Individuals who have been incarcerated can expect their future earnings to be reduced by about 40 percent after they return to their communities. Reentry efforts seek to reduce barriers to employment so that people with past criminal involvement – after they have been held accountable and paid their dues – can compete for work opportunities.
There is often a lack of continuity in care from inside the prison to the community. Reentry efforts can help ensure that the Affordable Care Act and other reforms will significantly increase access to appropriate physical and behavioral health interventions after release from incarceration. Substance abuse can be a significant impediment to successful reentry and a major health concern. Addressing the root causes of substance abuse leads to improved public safety.

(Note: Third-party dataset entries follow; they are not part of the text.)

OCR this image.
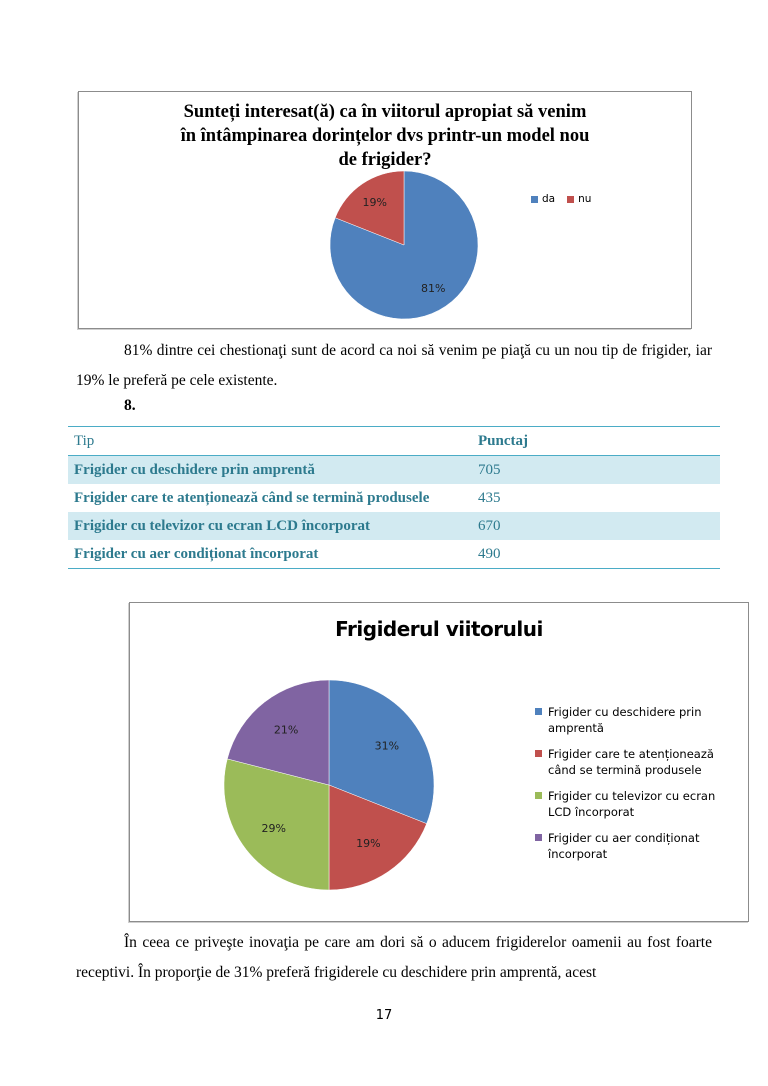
Sunteți interesat(ă) ca în viitorul apropiat să venim în întâmpinarea dorințelor dvs printr-un model nou de frigider?
81%
19%	da nu
81% dintre cei chestionaţi sunt de acord ca noi să venim pe piaţă cu un nou tip de frigider, iar 19% le preferă pe cele existente.
8.
Tip	Punctaj
Frigider cu deschidere prin amprentă	705
Frigider care te atenționează când se termină produsele	435
Frigider cu televizor cu ecran LCD încorporat	670
Frigider cu aer condiționat încorporat	490
Frigiderul viitorului
31%
19%
29%
21%
Frigider cu deschidere prin amprentă
Frigider care te atenționează când se termină produsele
Frigider cu televizor cu ecran LCD încorporat
Frigider cu aer condiționat încorporat
În ceea ce priveşte inovaţia pe care am dori să o aducem frigiderelor oamenii au fost foarte receptivi. În proporţie de 31% preferă frigiderele cu deschidere prin amprentă, acest
17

Education is a core resource for release preparation, and is an evidence-based tool for reducing recidivism among adults and juveniles. Participation in education programming was associated with a 16 percent reduction in recidivism in one study. Education is also a critical building block for increasing employment opportunities.
Stable housing with appropriate supportive services is a key factor in preventing homelessness and reducing recidivism. The goal is to reduce barriers to public and subsidized housing, and advance promising models that improve outcomes for people who repeatedly use corrections and homeless services.